En s’appuyant sur ces productions, Pierre Brasseur, professeur de sociologie à l’université libre de Bruxelles, explorera l’intersection entre sexualité et handicap. Les documents présentés mettront en lumière les discriminations et l’invisibilisation des femmes en situation de handicap.
Vendredi 11 avril
10h. Idées reçues sur le handicap
Atelier avec Étienne Douat et Hugo Dupont, maîtres de conférences en sociologie, université de Poitiers, GRESCO, et Stéphane Vaquero, maître de conférences en sociologie, université de Limoges, GRESCO.
Animé par Pierig Humeau.
L’inclusion des personnes handicapées dans la société pose des questions générales comme celle de la lutte contre les inégalités et l’accès à une citoyenneté pleine et entière de tous et toutes sans discrimination. En s’attardant sur les croyances relatives au handicap (“le handicap ça se voit”, “le handicap peut toucher tout le monde”…), Étienne Douat, Stéphane Vaquero et Hugo Dupont tentent de dévoiler la place des personnes handicapées aujourd’hui dans notre société.
14h.
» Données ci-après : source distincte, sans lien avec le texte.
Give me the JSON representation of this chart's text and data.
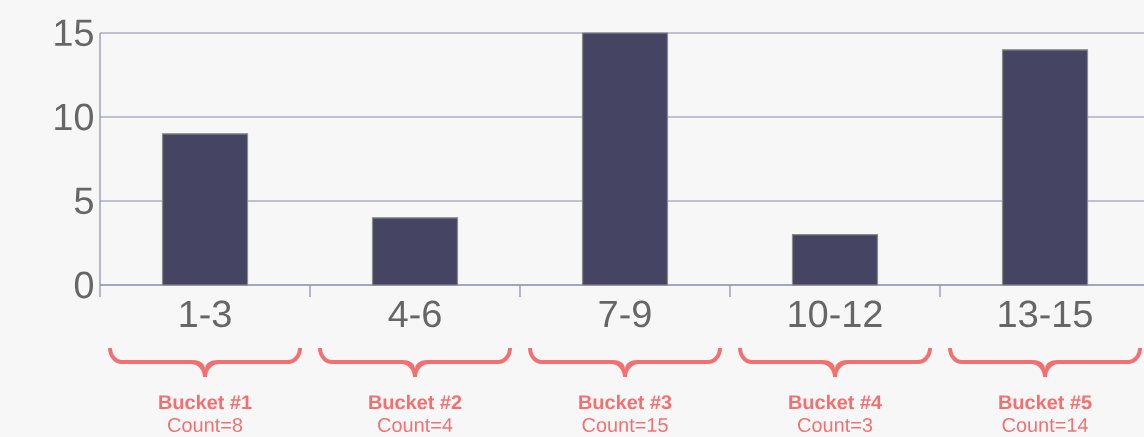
{
  "chart_data": {
    "type": "bar",
    "categories": [
      "1-3",
      "4-6",
      "7-9",
      "10-12",
      "13-15"
    ],
    "values": [
      9,
      4,
      15,
      3,
      14
    ],
    "color": "#454563",
    "ylim": [
      0,
      15
    ],
    "yticks": [
      0,
      5,
      10,
      15
    ],
    "grid": "y",
    "annotations": [
      "Bucket #1",
      "Count=8",
      "Bucket #2",
      "Count=4",
      "Bucket #3",
      "Count=15",
      "Bucket #4",
      "Count=3",
      "Bucket #5",
      "Count=14"
    ]
  }
}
Le travail et l’emploi : genre et handicap
Atelier avec Mathéa Boudinet, post-doctorante, CNAM.
Animé par Guillaume Cuny.
L’atelier présentera la situation des femmes et des hommes handicapé.e.s sur le marché de l’emploi et leurs conditions de travail. En croisant les analyses en termes d’inégalités de genre et de handicap, on reviendra sur les résultats principaux des sciences sociales portant sur les positions professionnelles des personnes handicapées : travail protégé, ségrégations horizontales et verticales, discriminations…
16h. Poitiers : une ville accessible ?
Plateau radio en direct avec Radio Pulsar et débat avec Jean-Jacques Latouille, référent accessibilité de l’Association des paralysés de France (APF) de Poitiers ; Vincent Caballero, référent accessibilité du Groupement pour l’insertion des personnes handicapées physiques (GIHP) Poitou-Charentes ; Alain Ribager, vice-président du GIHP Poitou-Charentes et Alexandra Duval, conseillère municipale déléguée à l’égalité des droits, Ville de Poitiers et vice-présidente aux solidarités et politique de la ville, communauté urbaine de Grand Poitiers.
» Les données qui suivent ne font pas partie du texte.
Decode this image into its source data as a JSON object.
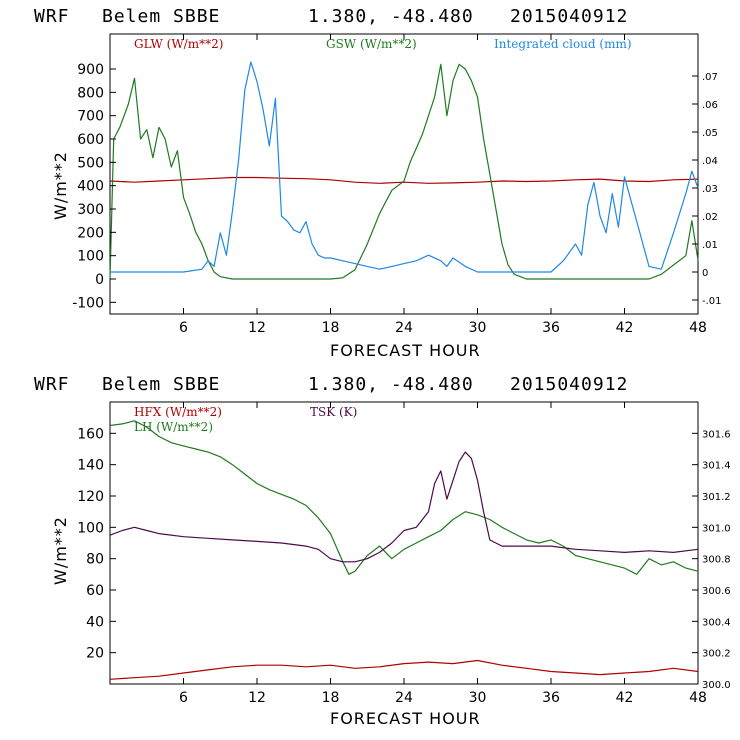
{
  "header": {
    "model": "WRF",
    "station": "Belem SBBE",
    "coords": "1.380, -48.480",
    "init": "2015040912"
  },
  "colors": {
    "red": "#b00000",
    "green": "#1f7a1f",
    "blue": "#1e88e5",
    "purple": "#4b0a4b"
  },
  "chart_data": [
    {
      "type": "line",
      "xlabel": "FORECAST HOUR",
      "ylabel": "W/m**2",
      "xlim": [
        0,
        48
      ],
      "ylim": [
        -150,
        1050
      ],
      "y2lim": [
        -0.015,
        0.085
      ],
      "xticks": [
        6,
        12,
        18,
        24,
        30,
        36,
        42,
        48
      ],
      "yticks": [
        -100,
        0,
        100,
        200,
        300,
        400,
        500,
        600,
        700,
        800,
        900
      ],
      "ytick_labels": [
        "-100",
        "0",
        "100",
        "200",
        "300",
        "400",
        "500",
        "600",
        "700",
        "800",
        "900"
      ],
      "y2ticks": [
        -0.01,
        0,
        0.01,
        0.02,
        0.03,
        0.04,
        0.05,
        0.06,
        0.07
      ],
      "y2tick_labels": [
        "-.01",
        "0",
        ".01",
        ".02",
        ".03",
        ".04",
        ".05",
        ".06",
        ".07"
      ],
      "series": [
        {
          "name": "GLW (W/m**2)",
          "color": "#b00000",
          "axis": "left",
          "x": [
            0,
            2,
            4,
            6,
            8,
            10,
            12,
            14,
            16,
            18,
            20,
            22,
            24,
            26,
            28,
            30,
            32,
            34,
            36,
            38,
            40,
            42,
            44,
            46,
            48
          ],
          "y": [
            420,
            415,
            420,
            425,
            430,
            435,
            435,
            432,
            430,
            425,
            415,
            410,
            415,
            410,
            412,
            415,
            420,
            418,
            420,
            425,
            428,
            420,
            418,
            425,
            428
          ]
        },
        {
          "name": "GSW (W/m**2)",
          "color": "#1f7a1f",
          "axis": "left",
          "x": [
            0,
            0.3,
            0.8,
            1.5,
            2,
            2.5,
            3,
            3.5,
            4,
            4.5,
            5,
            5.5,
            6,
            6.5,
            7,
            7.5,
            8,
            8.5,
            9,
            10,
            18,
            19,
            20,
            21,
            22,
            23,
            24,
            24.5,
            25,
            25.5,
            26,
            26.5,
            27,
            27.5,
            28,
            28.5,
            29,
            29.5,
            30,
            30.5,
            31,
            31.5,
            32,
            32.5,
            33,
            34,
            44,
            45,
            46,
            47,
            47.5,
            48
          ],
          "y": [
            0,
            600,
            650,
            750,
            860,
            600,
            640,
            520,
            650,
            600,
            480,
            550,
            350,
            280,
            200,
            150,
            80,
            30,
            10,
            0,
            0,
            5,
            40,
            150,
            280,
            380,
            420,
            500,
            560,
            620,
            700,
            780,
            920,
            700,
            850,
            920,
            900,
            850,
            780,
            600,
            450,
            300,
            150,
            60,
            20,
            0,
            0,
            20,
            60,
            100,
            250,
            80
          ]
        },
        {
          "name": "Integrated cloud (mm)",
          "color": "#1e88e5",
          "axis": "right",
          "x": [
            0,
            6,
            7.5,
            8,
            8.5,
            9,
            9.5,
            10,
            10.5,
            11,
            11.5,
            12,
            12.5,
            13,
            13.5,
            14,
            14.5,
            15,
            15.5,
            16,
            16.5,
            17,
            17.5,
            18,
            19,
            20,
            21,
            22,
            23,
            24,
            25,
            26,
            27,
            27.5,
            28,
            29,
            30,
            31,
            32,
            33,
            34,
            35,
            36,
            37,
            38,
            38.5,
            39,
            39.5,
            40,
            40.5,
            41,
            41.5,
            42,
            42.5,
            43,
            44,
            45,
            46,
            47,
            47.5,
            48
          ],
          "y": [
            0,
            0,
            0.001,
            0.004,
            0.002,
            0.014,
            0.006,
            0.022,
            0.04,
            0.065,
            0.075,
            0.068,
            0.058,
            0.045,
            0.062,
            0.02,
            0.018,
            0.015,
            0.014,
            0.018,
            0.01,
            0.006,
            0.005,
            0.005,
            0.004,
            0.003,
            0.002,
            0.001,
            0.002,
            0.003,
            0.004,
            0.006,
            0.004,
            0.002,
            0.005,
            0.002,
            0.0,
            0.0,
            0.0,
            0.0,
            0.0,
            0.0,
            0.0,
            0.004,
            0.01,
            0.006,
            0.024,
            0.032,
            0.02,
            0.014,
            0.028,
            0.016,
            0.034,
            0.026,
            0.018,
            0.002,
            0.001,
            0.014,
            0.028,
            0.036,
            0.03
          ]
        }
      ]
    },
    {
      "type": "line",
      "xlabel": "FORECAST HOUR",
      "ylabel": "W/m**2",
      "xlim": [
        0,
        48
      ],
      "ylim": [
        0,
        180
      ],
      "y2lim": [
        300.0,
        301.8
      ],
      "xticks": [
        6,
        12,
        18,
        24,
        30,
        36,
        42,
        48
      ],
      "yticks": [
        20,
        40,
        60,
        80,
        100,
        120,
        140,
        160
      ],
      "ytick_labels": [
        "20",
        "40",
        "60",
        "80",
        "100",
        "120",
        "140",
        "160"
      ],
      "y2ticks": [
        300.0,
        300.2,
        300.4,
        300.6,
        300.8,
        301.0,
        301.2,
        301.4,
        301.6
      ],
      "y2tick_labels": [
        "300.0",
        "300.2",
        "300.4",
        "300.6",
        "300.8",
        "301.0",
        "301.2",
        "301.4",
        "301.6"
      ],
      "series": [
        {
          "name": "HFX (W/m**2)",
          "color": "#b00000",
          "axis": "left",
          "x": [
            0,
            2,
            4,
            6,
            8,
            10,
            12,
            14,
            16,
            18,
            20,
            22,
            24,
            26,
            28,
            30,
            32,
            34,
            36,
            38,
            40,
            42,
            44,
            46,
            48
          ],
          "y": [
            3,
            4,
            5,
            7,
            9,
            11,
            12,
            12,
            11,
            12,
            10,
            11,
            13,
            14,
            13,
            15,
            12,
            10,
            8,
            7,
            6,
            7,
            8,
            10,
            8
          ]
        },
        {
          "name": "LH (W/m**2)",
          "color": "#1f7a1f",
          "axis": "left",
          "x": [
            0,
            1,
            2,
            3,
            4,
            5,
            6,
            7,
            8,
            9,
            10,
            11,
            12,
            13,
            14,
            15,
            16,
            17,
            18,
            19,
            19.5,
            20,
            21,
            22,
            23,
            24,
            25,
            26,
            27,
            28,
            29,
            30,
            31,
            32,
            33,
            34,
            35,
            36,
            37,
            38,
            39,
            40,
            41,
            42,
            43,
            44,
            45,
            46,
            47,
            48
          ],
          "y": [
            165,
            166,
            168,
            164,
            158,
            154,
            152,
            150,
            148,
            145,
            140,
            134,
            128,
            124,
            121,
            118,
            114,
            106,
            96,
            78,
            70,
            72,
            82,
            88,
            80,
            86,
            90,
            94,
            98,
            105,
            110,
            108,
            105,
            100,
            96,
            92,
            90,
            92,
            88,
            82,
            80,
            78,
            76,
            74,
            70,
            80,
            76,
            78,
            74,
            72
          ]
        },
        {
          "name": "TSK (K)",
          "color": "#4b0a4b",
          "axis": "right",
          "x": [
            0,
            1,
            2,
            3,
            4,
            6,
            8,
            10,
            12,
            14,
            16,
            17,
            18,
            19,
            20,
            21,
            22,
            23,
            24,
            25,
            26,
            26.5,
            27,
            27.5,
            28,
            28.5,
            29,
            29.5,
            30,
            30.5,
            31,
            32,
            34,
            36,
            38,
            40,
            42,
            44,
            46,
            48
          ],
          "y": [
            300.95,
            300.98,
            301.0,
            300.98,
            300.96,
            300.94,
            300.93,
            300.92,
            300.91,
            300.9,
            300.88,
            300.86,
            300.8,
            300.78,
            300.78,
            300.8,
            300.84,
            300.9,
            300.98,
            301.0,
            301.1,
            301.28,
            301.36,
            301.18,
            301.3,
            301.42,
            301.48,
            301.44,
            301.3,
            301.1,
            300.92,
            300.88,
            300.88,
            300.88,
            300.86,
            300.85,
            300.84,
            300.85,
            300.84,
            300.86
          ]
        }
      ]
    }
  ]
}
Animé par Anaïs Greusard, journaliste à Radio Pulsar.
Quel bilan concret ? Quelle place des personnes concernées dans les prises de décision ? Quels freins aux aménagements urbains pour une meilleure accessibilité ?
À l’Hôtel fumé – Amphi Descartes
8 rue René Descartes à Poitiers
20h. L’œil du tigre
Expérience de cinéma en audiodescription
Avec Marie Gaumy, audio-descriptrice de l’association Les Yeux Dits, au Havre, autrice de l’audiodescription de ce documentaire de 78 mn de Raphaël Pfeiffer.
L’expérience proposée consiste en une diffusion du film entièrement en audiodescription. À son issue, échanges avec Marie Gaumy autour de son travail.
Laurence vit au cœur de la Mayenne avec son mari agriculteur et ses deux garçons. Son rêve, devenir championne de Viet Vo Dao, un art martial vietnamien. Mais ce n’est pas une mince affaire, surtout quand on n’a jamais fait de sport, qu’on aime faire la fête et qu’on a perdu la vue il y a plus de quinze ans.
Dans le cadre de la 19e édition du festival Raisons d’agir 2025, sur le thème Handicaps et discriminations.